Тимофей обернулся, и бугристое красно-синее лицо его растянулось в улыбку.

«Худенький мальчонка-то, — жалостливо подумал Ставрин, — шейка на просвет. Дите, а поди ж ты…»

— Ай заморился? — спросил он Ивана. — Так я погожу. Хочешь, иди цветиками подыши, васильками. Они, видишь, какие? Синь-цвет. Как словно Каспий-море.

— А Каспий-море синее?

Тимофей засмеялся.

— Как небо все одно. Будто вместе с дождичком опрокинулось.

Ставрин натянул вожжи и спрыгнул на землю. Размявшись, он развел руки и, запрокинув голову, начал тонко высвистывать песню жаворонка.

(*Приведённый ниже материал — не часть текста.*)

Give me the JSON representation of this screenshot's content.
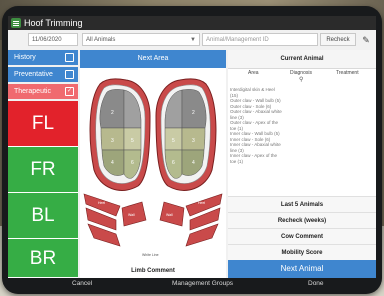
{
  "window": {
    "title": "Hoof Trimming"
  },
  "toolbar": {
    "date": "11/06/2020",
    "animals_select": "All Animals",
    "search_placeholder": "Animal/Management ID",
    "recheck_label": "Recheck"
  },
  "tabs": {
    "history": "History",
    "preventative": "Preventative",
    "therapeutic": "Therapeutic"
  },
  "hooves": [
    "FL",
    "FR",
    "BL",
    "BR"
  ],
  "center": {
    "next_area": "Next Area",
    "limb_comment": "Limb Comment",
    "zones": {
      "left_outer": [
        "2",
        "3",
        "4"
      ],
      "left_inner": [
        "5",
        "6"
      ],
      "right_inner": [
        "5",
        "6"
      ],
      "right_outer": [
        "2",
        "3",
        "4"
      ],
      "heel_left": "Heel",
      "heel_right": "Heel",
      "wall_labels": [
        "Wall",
        "Wall"
      ],
      "white_line": "White Line"
    }
  },
  "current_animal": {
    "title": "Current Animal",
    "columns": [
      "Area",
      "Diagnosis",
      "Treatment"
    ],
    "history": [
      "Interdigital skin & Heel",
      "(15)",
      "Outer claw - Wall bulb (5)",
      "Outer claw - Sole (6)",
      "Outer claw - Abaxial white",
      "line (3)",
      "Outer claw - Apex of the",
      "toe (1)",
      "Inner claw - Wall bulb (5)",
      "Inner claw - Sole (6)",
      "Inner claw - Abaxial white",
      "line (3)",
      "Inner claw - Apex of the",
      "toe (1)"
    ]
  },
  "actions": {
    "last5": "Last 5 Animals",
    "recheck": "Recheck (weeks)",
    "cow_comment": "Cow Comment",
    "mobility": "Mobility Score",
    "next_animal": "Next Animal"
  },
  "bottom": {
    "cancel": "Cancel",
    "management_groups": "Management Groups",
    "done": "Done"
  },
  "colors": {
    "accent_blue": "#3f86cf",
    "alert_red": "#e2222b",
    "ok_green": "#36ad45",
    "therapeutic_pink": "#f06a6f"
  }
}
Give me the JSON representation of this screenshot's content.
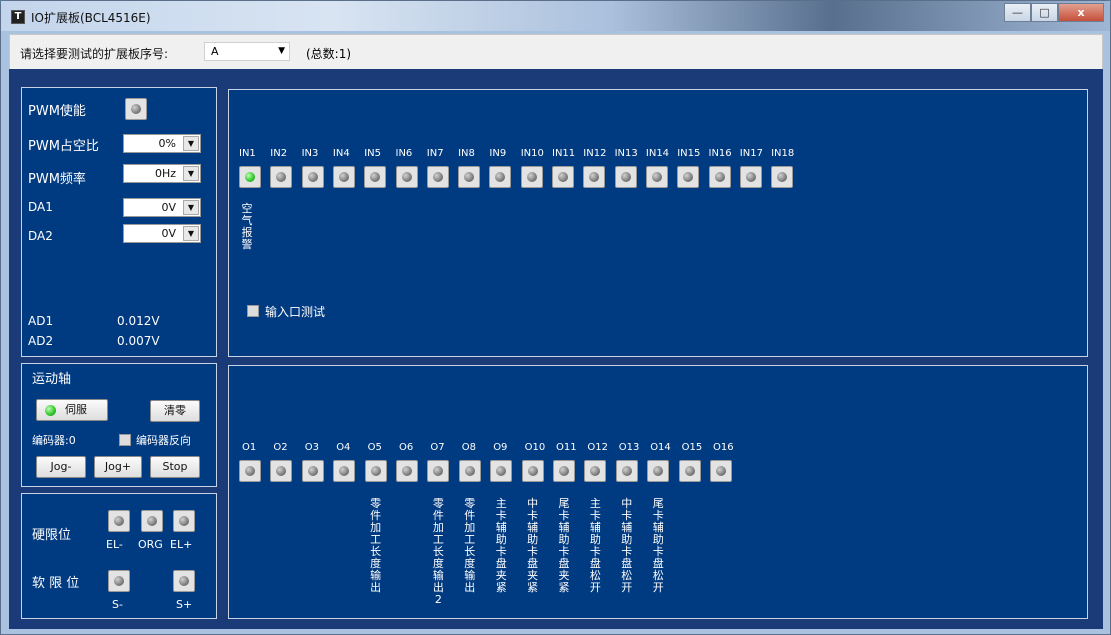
{
  "window": {
    "title": "IO扩展板(BCL4516E)",
    "icon_char": "T",
    "min": "—",
    "max": "□",
    "close": "x"
  },
  "toolbar": {
    "label": "请选择要测试的扩展板序号:",
    "selected": "A",
    "count": "(总数:1)"
  },
  "pwm": {
    "enable_label": "PWM使能",
    "duty_label": "PWM占空比",
    "duty_value": "0%",
    "freq_label": "PWM频率",
    "freq_value": "0Hz",
    "da1_label": "DA1",
    "da1_value": "0V",
    "da2_label": "DA2",
    "da2_value": "0V",
    "ad1_label": "AD1",
    "ad1_value": "0.012V",
    "ad2_label": "AD2",
    "ad2_value": "0.007V"
  },
  "inputs": {
    "channels": [
      "IN1",
      "IN2",
      "IN3",
      "IN4",
      "IN5",
      "IN6",
      "IN7",
      "IN8",
      "IN9",
      "IN10",
      "IN11",
      "IN12",
      "IN13",
      "IN14",
      "IN15",
      "IN16",
      "IN17",
      "IN18"
    ],
    "on": [
      true,
      false,
      false,
      false,
      false,
      false,
      false,
      false,
      false,
      false,
      false,
      false,
      false,
      false,
      false,
      false,
      false,
      false
    ],
    "in1_desc": "空气报警",
    "test_label": "输入口测试"
  },
  "motion": {
    "title": "运动轴",
    "servo_label": "伺服",
    "clear_label": "清零",
    "encoder_label": "编码器:0",
    "encoder_reverse_label": "编码器反向",
    "jog_minus": "Jog-",
    "jog_plus": "Jog+",
    "stop": "Stop"
  },
  "limits": {
    "hard_label": "硬限位",
    "soft_label": "软 限 位",
    "el_minus": "EL-",
    "org": "ORG",
    "el_plus": "EL+",
    "s_minus": "S-",
    "s_plus": "S+"
  },
  "outputs": {
    "channels": [
      "O1",
      "O2",
      "O3",
      "O4",
      "O5",
      "O6",
      "O7",
      "O8",
      "O9",
      "O10",
      "O11",
      "O12",
      "O13",
      "O14",
      "O15",
      "O16"
    ],
    "descriptions": {
      "O5": "零件加工长度输出",
      "O7": "零件加工长度输出2",
      "O8": "零件加工长度输出",
      "O9": "主卡辅助卡盘夹紧",
      "O10": "中卡辅助卡盘夹紧",
      "O11": "尾卡辅助卡盘夹紧",
      "O12": "主卡辅助卡盘松开",
      "O13": "中卡辅助卡盘松开",
      "O14": "尾卡辅助卡盘松开"
    }
  }
}
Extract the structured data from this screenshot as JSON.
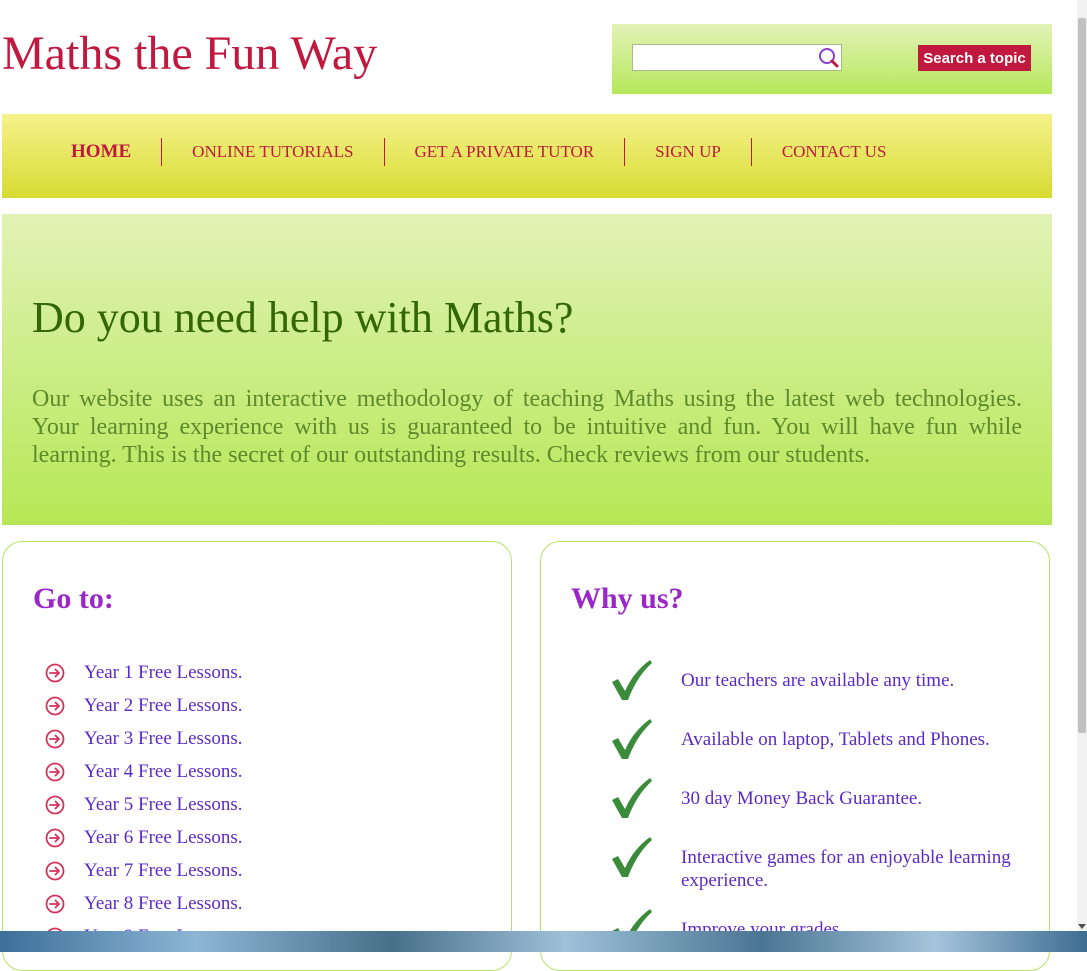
{
  "site": {
    "title": "Maths the Fun Way"
  },
  "search": {
    "placeholder": "",
    "value": "",
    "button_label": "Search a topic"
  },
  "nav": {
    "items": [
      {
        "label": "HOME",
        "active": true
      },
      {
        "label": "ONLINE TUTORIALS",
        "active": false
      },
      {
        "label": "GET A PRIVATE TUTOR",
        "active": false
      },
      {
        "label": "SIGN UP",
        "active": false
      },
      {
        "label": "CONTACT US",
        "active": false
      }
    ]
  },
  "hero": {
    "title": "Do you need help with Maths?",
    "text": "Our website uses an interactive methodology of teaching Maths using the latest web technologies. Your learning experience with us is guaranteed to be intuitive and fun. You will have fun while learning. This is the secret of our outstanding results. Check reviews from our students."
  },
  "goto": {
    "heading": "Go to:",
    "items": [
      "Year 1 Free Lessons.",
      "Year 2 Free Lessons.",
      "Year 3 Free Lessons.",
      "Year 4 Free Lessons.",
      "Year 5 Free Lessons.",
      "Year 6 Free Lessons.",
      "Year 7 Free Lessons.",
      "Year 8 Free Lessons.",
      "Year 9 Free Lessons."
    ]
  },
  "why": {
    "heading": "Why us?",
    "items": [
      "Our teachers are available any time.",
      "Available on laptop, Tablets and Phones.",
      "30 day Money Back Guarantee.",
      "Interactive games for an enjoyable learning experience.",
      "Improve your grades."
    ]
  },
  "icons": {
    "search": "search-icon",
    "lesson_bullet": "arrow-right-circle-icon",
    "why_bullet": "checkmark-icon"
  },
  "colors": {
    "brand": "#c0183e",
    "heading_purple": "#9b27c9",
    "link_blue": "#5b29c8",
    "hero_title": "#336604",
    "check_green": "#3a8b3a"
  }
}
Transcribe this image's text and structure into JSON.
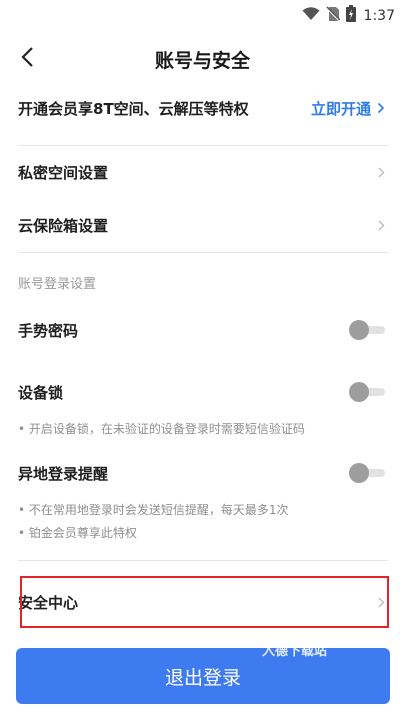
{
  "status_bar": {
    "time": "1:37",
    "icons": [
      "wifi-icon",
      "no-sim-icon",
      "battery-icon"
    ]
  },
  "header": {
    "title": "账号与安全",
    "back_icon": "chevron-left-icon"
  },
  "vip_banner": {
    "text": "开通会员享8T空间、云解压等特权",
    "action_label": "立即开通"
  },
  "settings": {
    "private_space": "私密空间设置",
    "cloud_safe": "云保险箱设置"
  },
  "login_section": {
    "heading": "账号登录设置",
    "gesture_password": {
      "label": "手势密码",
      "enabled": false
    },
    "device_lock": {
      "label": "设备锁",
      "enabled": false,
      "note": "• 开启设备锁，在未验证的设备登录时需要短信验证码"
    },
    "remote_login_alert": {
      "label": "异地登录提醒",
      "enabled": false,
      "notes": [
        "• 不在常用地登录时会发送短信提醒，每天最多1次",
        "• 铂金会员尊享此特权"
      ]
    }
  },
  "security_center": {
    "label": "安全中心"
  },
  "logout": {
    "label": "退出登录"
  },
  "watermark": "入德下载站",
  "colors": {
    "accent": "#3f7bf0",
    "link": "#2f7bea",
    "highlight": "#e3232c",
    "toggle_off": "#9d9d9d"
  }
}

— Глянь, барин. А птица все ж самое что ни на есть чистое создание. С сердцем. Поет себе да поет… А у нас не попоешь. Так что ты сейчас, мил-душа, поиграй. Годы твои молодые, игручие.

— Я не ребенок.

— Да ты не серчай. Я от сердца к тебе.

Когда Иван соскочил с брички и пошел в поле, Тимофей окликнул его:

— Барин, а за что тебя, а?

— За всякое, — ответил Иван и вздохнул. — Я и сам-то не знаю за что, — Хитер. Ни за что такое не делается. Инто, значит, было за что…

Иван собрал большую охапку васильков и положил рядом с собою, укрыв от лучей солнца холшевиной. Ставрин сел на облучок, чмокнул губами и негромко запел:

И-эх, поедем,Едем да поедем,Песню да песню,Песню заведем…

В Орскую крепость Ставрин приехал поздним вечером. Жара спала. С запада дул соленый ветер.

Полный диск луны дрожал в небе. Около маленького свежебеленого домика Тимофей остановил лошадь. Постучал кнутовищем в окно. В доме кто-то закашлялся. Сверчок прервал свою песню, прислушиваясь. Прошлепали босые ноги, щелкнула о косяк щеколда. На пороге стояла высокая девушка в белой, до пят, рубахе. Тимофей поцеловал ее в лоб, отдал кнут и вернулся к бричке. Взяв на руки спящего Виткевича, он бережно понес его в дом.

— Царева преступника привез, — шепнул он дочери. — Замаялся мальчонка.

Всю жизнь Тимофей Ставрин мечтал о сыне. Бог послал ему пять дочерей. Он прижал к себе хрупкое тело Ивана, и сердце глухо застучало «Сы-нок, сы-нок, сы-нок».